Thanks to plummeting tax revenues, the Metropolitan Transportation Authority is expected to face a $400 million budget shortfall—even if it implements drastic service cuts that would terminate bus lines and subway routes and nix free Metrocards for students. So what, if anything, could be worse than the already-proposed "Doomsday" cuts?

Because revenues from a payroll tax created to help bailout the MTA last year have fallen short of their anticipated numbers, getting around the city might become more expensive and more difficult. The MTA might choose to increase fares in 2011 by more than the planned 7.5 percent, a board member told the Post. "As far as a fare increase, the amount of money we expected from certain revenues are not coming into effect. And the conditions upon which we agreed to keep the fare hike at 7.5 percent could be impacted." The source added: "Forget that they're not coming in 2010—those revenues also aren't coming in 2011." Another board members said sticking to the planned 7.5 percent hike would be "unfair" to the MTA.

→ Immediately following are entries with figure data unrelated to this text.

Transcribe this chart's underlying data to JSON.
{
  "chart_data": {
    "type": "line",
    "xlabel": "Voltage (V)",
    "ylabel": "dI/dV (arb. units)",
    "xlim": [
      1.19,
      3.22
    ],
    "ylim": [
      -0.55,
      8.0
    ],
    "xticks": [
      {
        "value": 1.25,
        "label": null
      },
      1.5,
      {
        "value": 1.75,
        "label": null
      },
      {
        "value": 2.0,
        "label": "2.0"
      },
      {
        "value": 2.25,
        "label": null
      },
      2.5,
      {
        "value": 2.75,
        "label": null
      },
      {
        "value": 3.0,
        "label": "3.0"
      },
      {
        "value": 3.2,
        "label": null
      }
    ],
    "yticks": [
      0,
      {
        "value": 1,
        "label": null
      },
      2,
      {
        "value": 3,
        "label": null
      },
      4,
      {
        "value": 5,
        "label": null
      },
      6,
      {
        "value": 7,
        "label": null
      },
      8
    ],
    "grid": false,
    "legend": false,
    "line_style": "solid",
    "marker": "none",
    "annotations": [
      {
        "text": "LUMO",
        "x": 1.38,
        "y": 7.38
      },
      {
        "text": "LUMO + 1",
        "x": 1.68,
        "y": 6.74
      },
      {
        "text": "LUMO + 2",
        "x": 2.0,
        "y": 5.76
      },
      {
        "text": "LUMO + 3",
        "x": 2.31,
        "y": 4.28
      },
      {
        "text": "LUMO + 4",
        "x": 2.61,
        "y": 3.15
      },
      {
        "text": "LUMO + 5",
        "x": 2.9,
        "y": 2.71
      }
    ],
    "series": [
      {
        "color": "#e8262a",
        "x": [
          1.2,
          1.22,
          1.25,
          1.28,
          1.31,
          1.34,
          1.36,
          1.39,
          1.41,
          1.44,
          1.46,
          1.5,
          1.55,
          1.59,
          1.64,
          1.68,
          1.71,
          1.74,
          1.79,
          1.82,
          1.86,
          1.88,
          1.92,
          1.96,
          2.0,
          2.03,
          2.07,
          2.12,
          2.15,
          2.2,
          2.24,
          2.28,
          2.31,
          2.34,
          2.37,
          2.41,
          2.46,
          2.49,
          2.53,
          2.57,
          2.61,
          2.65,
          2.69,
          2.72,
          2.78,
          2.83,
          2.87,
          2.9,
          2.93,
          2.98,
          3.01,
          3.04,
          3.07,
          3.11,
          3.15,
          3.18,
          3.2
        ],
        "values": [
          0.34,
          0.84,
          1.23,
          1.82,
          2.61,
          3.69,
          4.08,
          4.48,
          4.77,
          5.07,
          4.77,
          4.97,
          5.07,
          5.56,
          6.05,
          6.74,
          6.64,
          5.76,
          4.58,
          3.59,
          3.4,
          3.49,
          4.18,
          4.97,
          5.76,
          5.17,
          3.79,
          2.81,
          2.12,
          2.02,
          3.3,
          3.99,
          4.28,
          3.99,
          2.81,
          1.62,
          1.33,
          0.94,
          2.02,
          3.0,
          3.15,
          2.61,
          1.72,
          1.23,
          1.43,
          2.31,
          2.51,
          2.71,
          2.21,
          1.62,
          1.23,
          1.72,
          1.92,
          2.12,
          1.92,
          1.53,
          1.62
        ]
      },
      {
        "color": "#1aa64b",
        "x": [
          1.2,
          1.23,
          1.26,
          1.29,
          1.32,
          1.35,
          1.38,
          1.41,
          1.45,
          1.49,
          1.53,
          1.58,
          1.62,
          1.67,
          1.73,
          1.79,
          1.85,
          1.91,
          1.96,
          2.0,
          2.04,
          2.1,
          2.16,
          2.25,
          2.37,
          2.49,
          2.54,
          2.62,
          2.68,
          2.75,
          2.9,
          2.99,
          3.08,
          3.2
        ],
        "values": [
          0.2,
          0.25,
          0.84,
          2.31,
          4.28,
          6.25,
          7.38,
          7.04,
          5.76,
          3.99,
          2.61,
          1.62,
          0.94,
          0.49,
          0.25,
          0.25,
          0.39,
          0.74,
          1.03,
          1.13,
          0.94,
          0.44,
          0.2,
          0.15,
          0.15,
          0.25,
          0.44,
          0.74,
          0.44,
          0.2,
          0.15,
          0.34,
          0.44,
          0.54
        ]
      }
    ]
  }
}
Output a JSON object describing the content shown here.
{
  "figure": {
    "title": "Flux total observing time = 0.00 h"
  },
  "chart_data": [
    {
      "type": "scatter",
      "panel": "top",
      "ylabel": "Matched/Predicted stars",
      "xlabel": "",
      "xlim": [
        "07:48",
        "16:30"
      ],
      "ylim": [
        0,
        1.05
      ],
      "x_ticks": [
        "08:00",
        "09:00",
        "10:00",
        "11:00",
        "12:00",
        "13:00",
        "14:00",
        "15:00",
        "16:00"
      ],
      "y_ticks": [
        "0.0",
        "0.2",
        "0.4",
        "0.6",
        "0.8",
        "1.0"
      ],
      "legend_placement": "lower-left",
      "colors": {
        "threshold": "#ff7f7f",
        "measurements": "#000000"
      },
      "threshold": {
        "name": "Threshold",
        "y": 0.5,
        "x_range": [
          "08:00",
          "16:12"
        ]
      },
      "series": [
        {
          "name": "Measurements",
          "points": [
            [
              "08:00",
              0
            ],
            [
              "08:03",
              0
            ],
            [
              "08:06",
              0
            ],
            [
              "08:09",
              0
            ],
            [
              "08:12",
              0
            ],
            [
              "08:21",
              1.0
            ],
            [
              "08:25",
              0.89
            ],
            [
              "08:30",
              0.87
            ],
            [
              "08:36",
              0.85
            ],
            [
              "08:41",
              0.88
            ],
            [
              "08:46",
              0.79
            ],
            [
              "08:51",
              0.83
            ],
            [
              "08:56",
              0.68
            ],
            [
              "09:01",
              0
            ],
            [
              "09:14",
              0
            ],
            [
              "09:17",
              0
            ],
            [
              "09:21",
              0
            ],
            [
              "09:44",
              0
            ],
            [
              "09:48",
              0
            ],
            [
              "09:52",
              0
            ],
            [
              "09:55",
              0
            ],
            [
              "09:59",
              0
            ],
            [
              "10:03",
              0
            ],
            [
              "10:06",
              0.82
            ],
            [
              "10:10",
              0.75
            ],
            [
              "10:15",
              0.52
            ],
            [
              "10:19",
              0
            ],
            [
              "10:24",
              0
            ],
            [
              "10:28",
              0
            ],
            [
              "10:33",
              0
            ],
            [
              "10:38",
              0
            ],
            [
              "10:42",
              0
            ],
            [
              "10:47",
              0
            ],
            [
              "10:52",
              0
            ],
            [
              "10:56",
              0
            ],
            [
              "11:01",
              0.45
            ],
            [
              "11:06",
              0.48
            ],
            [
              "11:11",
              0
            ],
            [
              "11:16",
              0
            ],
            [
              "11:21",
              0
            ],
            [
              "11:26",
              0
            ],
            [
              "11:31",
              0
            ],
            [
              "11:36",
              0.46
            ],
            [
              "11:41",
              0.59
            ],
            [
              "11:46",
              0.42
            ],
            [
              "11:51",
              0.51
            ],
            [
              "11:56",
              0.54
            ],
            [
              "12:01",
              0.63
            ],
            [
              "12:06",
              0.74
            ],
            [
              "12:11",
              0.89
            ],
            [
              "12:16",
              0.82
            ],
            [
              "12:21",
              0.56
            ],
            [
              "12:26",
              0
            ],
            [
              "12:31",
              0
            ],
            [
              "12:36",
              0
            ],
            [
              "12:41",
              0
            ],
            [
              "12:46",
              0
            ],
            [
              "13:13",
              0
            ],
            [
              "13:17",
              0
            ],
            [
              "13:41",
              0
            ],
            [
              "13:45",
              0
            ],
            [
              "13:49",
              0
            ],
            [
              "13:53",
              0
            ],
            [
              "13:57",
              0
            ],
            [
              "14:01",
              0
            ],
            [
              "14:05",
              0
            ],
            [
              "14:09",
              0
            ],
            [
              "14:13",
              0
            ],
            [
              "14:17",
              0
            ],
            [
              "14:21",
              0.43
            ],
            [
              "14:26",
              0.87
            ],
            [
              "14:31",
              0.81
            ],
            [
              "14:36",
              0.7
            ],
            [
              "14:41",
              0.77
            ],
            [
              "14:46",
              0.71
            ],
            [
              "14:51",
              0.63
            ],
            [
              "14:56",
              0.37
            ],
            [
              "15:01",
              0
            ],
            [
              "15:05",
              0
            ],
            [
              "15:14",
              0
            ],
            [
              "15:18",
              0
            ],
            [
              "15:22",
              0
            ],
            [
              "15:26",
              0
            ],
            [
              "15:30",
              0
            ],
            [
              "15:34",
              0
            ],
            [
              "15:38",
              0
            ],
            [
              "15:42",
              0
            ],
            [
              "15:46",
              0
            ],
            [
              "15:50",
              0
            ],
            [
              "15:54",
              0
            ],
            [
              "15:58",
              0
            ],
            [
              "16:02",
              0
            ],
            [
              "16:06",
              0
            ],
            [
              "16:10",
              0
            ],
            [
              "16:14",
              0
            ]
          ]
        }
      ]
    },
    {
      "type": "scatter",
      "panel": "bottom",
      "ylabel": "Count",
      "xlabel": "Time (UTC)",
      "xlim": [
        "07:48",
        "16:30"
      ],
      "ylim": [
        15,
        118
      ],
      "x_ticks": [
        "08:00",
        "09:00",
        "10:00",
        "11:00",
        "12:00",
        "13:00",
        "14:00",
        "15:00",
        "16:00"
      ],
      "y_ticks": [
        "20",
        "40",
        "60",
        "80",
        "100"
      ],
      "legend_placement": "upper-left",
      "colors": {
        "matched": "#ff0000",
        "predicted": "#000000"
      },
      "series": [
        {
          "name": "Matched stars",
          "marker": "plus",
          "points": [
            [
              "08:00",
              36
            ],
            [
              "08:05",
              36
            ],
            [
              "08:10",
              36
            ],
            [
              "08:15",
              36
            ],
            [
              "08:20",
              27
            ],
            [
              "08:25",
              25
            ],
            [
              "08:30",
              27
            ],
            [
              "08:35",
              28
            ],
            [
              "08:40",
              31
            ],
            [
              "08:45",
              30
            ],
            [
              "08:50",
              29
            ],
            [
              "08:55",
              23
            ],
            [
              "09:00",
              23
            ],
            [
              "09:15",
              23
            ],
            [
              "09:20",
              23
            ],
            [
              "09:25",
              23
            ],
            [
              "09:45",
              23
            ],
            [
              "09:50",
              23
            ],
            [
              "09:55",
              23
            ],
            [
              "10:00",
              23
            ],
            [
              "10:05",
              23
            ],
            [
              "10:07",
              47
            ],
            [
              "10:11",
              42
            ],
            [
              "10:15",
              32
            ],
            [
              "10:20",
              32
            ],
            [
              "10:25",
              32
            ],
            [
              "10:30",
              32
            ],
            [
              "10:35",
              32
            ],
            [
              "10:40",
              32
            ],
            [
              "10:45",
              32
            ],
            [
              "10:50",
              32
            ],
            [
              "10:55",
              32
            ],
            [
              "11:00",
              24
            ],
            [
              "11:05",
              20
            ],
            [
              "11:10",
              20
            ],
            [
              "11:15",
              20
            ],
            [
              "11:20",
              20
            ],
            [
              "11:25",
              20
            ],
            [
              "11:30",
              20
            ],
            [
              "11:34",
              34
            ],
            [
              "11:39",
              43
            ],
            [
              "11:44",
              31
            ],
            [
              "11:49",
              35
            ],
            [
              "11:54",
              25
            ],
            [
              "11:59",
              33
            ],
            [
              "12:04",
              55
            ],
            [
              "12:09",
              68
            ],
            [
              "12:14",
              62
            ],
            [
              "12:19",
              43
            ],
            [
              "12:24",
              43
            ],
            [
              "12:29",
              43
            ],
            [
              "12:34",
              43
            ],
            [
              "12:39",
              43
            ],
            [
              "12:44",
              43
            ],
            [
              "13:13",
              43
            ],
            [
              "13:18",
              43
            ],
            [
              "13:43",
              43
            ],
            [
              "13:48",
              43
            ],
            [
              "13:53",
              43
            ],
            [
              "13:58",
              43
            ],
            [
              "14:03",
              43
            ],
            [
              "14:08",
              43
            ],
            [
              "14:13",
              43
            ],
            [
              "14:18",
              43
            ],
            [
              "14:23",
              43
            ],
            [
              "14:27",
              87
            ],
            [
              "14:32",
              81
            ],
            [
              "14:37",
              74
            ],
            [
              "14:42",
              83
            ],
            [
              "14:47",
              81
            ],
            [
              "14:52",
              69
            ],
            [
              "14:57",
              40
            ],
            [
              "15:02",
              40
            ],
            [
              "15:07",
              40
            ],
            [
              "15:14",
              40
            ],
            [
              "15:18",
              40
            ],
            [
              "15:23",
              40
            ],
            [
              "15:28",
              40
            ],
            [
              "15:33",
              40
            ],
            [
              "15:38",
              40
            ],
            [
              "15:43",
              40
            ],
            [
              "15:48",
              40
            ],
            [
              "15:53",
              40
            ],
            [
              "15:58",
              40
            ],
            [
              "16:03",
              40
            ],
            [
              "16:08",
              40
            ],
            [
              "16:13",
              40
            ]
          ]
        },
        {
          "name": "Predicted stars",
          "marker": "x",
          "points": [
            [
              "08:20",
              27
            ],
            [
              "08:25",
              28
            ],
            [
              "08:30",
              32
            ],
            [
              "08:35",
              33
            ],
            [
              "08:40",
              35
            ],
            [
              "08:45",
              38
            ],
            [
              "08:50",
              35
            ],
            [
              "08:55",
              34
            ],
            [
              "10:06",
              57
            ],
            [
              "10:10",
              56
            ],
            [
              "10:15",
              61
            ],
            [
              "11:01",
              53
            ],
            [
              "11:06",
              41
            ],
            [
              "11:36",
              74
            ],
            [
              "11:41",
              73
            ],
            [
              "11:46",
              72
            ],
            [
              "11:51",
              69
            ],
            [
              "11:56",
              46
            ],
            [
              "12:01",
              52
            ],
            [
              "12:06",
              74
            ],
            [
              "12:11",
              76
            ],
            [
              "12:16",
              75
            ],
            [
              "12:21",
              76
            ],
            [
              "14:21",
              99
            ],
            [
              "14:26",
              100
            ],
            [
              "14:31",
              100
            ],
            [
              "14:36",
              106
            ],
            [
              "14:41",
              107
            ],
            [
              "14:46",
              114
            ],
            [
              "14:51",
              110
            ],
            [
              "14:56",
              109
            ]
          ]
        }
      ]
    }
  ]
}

The agency might also impose additional service cuts, according to the tabloid. In an official statement, the MTA said it is "considering a variety of cost saving and other measures in addition to those proposed in the December Plan" and that it "remains prepared to take needed actions in order to maintain a balanced budget." Gov. Paterson said the new shortfall brings on "rather egregious problems" for the MTA, and blamed the drop on businesses that don't pay the tax and poor tax revenue predictions. Transit activists including the Straphangers Campaign have urged the MTA to redirect federal stimulus money currently devoted to construction and renovation work to keeping transit running—a proposal the agency has so far resisted, according to 1010WINS.